En ocasiones algunos de nosotros – entre quienes me cuento – nos sentimos pequeños, poco importantes, corrientes, incluso mediocres en algunos sentidos, cargados de defectos y pesarosos por los errores cometidos. Sentimos como que no valemos demasiado y actuamos en consecuencia: con complejos, con miedos y con actitud de perdedores.
Y nos olvidamos de que todos tenemos talentos. Sí, todos. Capacidades que, aunque están repartidas de manera muy desigual entre nosotros, todos tenemos: unos tienen el don de la simpatía, otros son listos, otros son sensibles, otros son guapos, otros son líderes natos, otros son ricos, otros son sabios, otros tienen luz y otros son inteligentes. Por qué unos tienen cinco talentos, otros tienen tres y otros tienen uno, solo Dios lo sabe. De lo que podemos estar seguros es de que cada uno tenemos los que necesitamos para cumplir el plan que Dios nos tiene preparado. Ni uno más. Ni uno menos.
Y nos olvidamos de que el Padre nos quiere a pesar de todas nuestras imperfecciones. Y se sigue preocupando y ocupando de nosotros. No por nuestros méritos sino por el inmenso amor que nos tiene.
El Padre ve nuestro potencial. Y ve esa mejor versión de nosotros mismos en la que podemos llegar a convertirnos si queremos. Eso sí, para llegar, más de uno tendremos que revisar algunos de nuestros hábitos:
Debemos evitar andar comparándonos con los demás. El plan de Dios para cada uno de nosotros es distinto. Y para ese plan nos ha «equipado» a cada uno con los dones que tenemos. ¿Que sentimos que nos rodean personas que son más capaces, más listas, más guapas o más populares? Siempre habrá quien sobresalga más que nosotros en todo. Alegrémonos por ellos de corazón. Andar comparándonos con los demás, además de no tener ningún sentido, puede generar una infelicidad absurda.
Debemos querernos con las limitaciones que cada uno tenemos. Si así nos hizo Dios, así nos quiso y así nos quiere, ¿por qué no aceptarnos nosotros?
Debemos eliminar esas barreras que tantas veces nos ponemos nosotros solitos.

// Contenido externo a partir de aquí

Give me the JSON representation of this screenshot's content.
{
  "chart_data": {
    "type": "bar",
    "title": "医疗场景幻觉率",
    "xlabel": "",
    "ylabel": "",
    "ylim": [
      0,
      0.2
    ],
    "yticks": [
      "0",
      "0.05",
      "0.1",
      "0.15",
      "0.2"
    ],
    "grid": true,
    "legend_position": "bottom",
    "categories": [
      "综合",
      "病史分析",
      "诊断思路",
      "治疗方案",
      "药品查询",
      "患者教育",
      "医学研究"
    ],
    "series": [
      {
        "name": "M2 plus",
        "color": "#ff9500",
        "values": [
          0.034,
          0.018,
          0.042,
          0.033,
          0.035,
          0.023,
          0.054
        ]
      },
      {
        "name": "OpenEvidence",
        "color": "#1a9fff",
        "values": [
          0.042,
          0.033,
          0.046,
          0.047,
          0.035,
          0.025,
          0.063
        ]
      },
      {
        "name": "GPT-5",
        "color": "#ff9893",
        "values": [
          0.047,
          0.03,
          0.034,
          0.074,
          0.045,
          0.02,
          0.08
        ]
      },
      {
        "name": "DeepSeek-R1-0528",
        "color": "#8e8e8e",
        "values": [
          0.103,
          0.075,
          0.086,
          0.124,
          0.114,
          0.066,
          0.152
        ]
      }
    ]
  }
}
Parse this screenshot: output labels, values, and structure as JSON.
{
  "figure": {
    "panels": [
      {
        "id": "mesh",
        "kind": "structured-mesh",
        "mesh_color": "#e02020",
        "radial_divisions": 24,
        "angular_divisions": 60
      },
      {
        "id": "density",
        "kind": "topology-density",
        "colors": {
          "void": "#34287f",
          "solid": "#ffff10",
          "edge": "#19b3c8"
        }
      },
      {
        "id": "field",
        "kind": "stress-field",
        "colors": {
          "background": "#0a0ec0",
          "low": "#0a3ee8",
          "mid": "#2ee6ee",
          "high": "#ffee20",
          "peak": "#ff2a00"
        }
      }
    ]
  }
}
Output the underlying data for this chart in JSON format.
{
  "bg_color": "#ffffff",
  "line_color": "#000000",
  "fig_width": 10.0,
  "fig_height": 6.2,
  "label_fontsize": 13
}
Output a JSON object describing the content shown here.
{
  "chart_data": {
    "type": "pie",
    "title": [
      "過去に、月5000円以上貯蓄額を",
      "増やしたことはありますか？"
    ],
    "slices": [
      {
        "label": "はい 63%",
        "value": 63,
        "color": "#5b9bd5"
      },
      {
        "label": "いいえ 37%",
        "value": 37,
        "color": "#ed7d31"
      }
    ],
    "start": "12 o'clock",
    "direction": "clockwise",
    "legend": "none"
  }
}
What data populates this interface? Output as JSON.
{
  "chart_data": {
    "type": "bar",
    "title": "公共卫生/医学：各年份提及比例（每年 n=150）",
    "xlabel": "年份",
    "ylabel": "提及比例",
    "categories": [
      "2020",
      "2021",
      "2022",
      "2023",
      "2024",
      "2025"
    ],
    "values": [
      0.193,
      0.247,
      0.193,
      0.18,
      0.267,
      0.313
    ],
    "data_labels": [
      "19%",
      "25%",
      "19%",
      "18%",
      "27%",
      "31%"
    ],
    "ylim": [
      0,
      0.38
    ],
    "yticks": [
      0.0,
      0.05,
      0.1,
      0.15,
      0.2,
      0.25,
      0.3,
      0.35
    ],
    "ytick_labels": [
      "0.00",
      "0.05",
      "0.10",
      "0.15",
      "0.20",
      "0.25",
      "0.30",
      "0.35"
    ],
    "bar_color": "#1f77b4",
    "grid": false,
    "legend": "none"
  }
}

Olvidemos esos «no es posible», «no voy a poder» a los que algunos somos tan aficionados. Y si son quienes nos rodean quienes tratan de levantar esas barreras que minan nuestra moral, no hay que hacer demasiado caso. Todos tenemos limitaciones, claro que sí, pero son menos de las que creemos. Si ni siquiera nosotros creemos en nosotros mismos, ¿cómo van a hacerlo los demás?
Debemos sacar los miedos de nuestra vida. El miedo al fracaso, el miedo a que nos rompan el corazón, el miedo al dolor, el miedo a hacer el ridículo, el miedo al que dirán… ¡por Dios! el miedo nos hace pequeñitos y es capaz de transformar una vida riquísima en algo mediocre.
Debemos vivir intensamente el presente y mirar hacia delante. Como me dijo el otro día un amigo, «para atrás no hay que mirar ni para coger impulso». Asumir nuestros errores es necesario. Aprender de ellos, también. Pero anclarnos en lo mal que hemos hecho las cosas, o en un pasado que nos parece que fue mejor no tiene ningún sentido.
Debemos tener sueños. Y perseguirlos. Y luchar por ellos. ¿Qué es lo que nos gustaría ver cuando vayan pasando los años y un buen día miremos hacia atrás? Cada día tenemos una nueva oportunidad. Y cada día cuenta. Y tan de Dios se puede ser siendo bombero, como maestro, como ingeniero, como amo de casa o como sacerdote: todos estamos llamados a esa «santidad de la puerta de al lado«.
Debemos vivir desde la Fe. En las grandes cosas y también en las pequeñas. Como niños. Sabedores de que tenemos al Padre cuidándonos. ¿Por qué vivir el día a día como si todo dependiera tan solo de nuestro esfuerzo?
Debemos tener siempre presente que las personas que nos rodean también son únicas para Dios. Y que cada uno de nosotros somos – o podemos ser – las manos de Dios en la tierra; esas manos de las que le gusta valerSe para cuidar y atender a aquellos a quienes ha puesto a nuestro lado en el camino de la vida.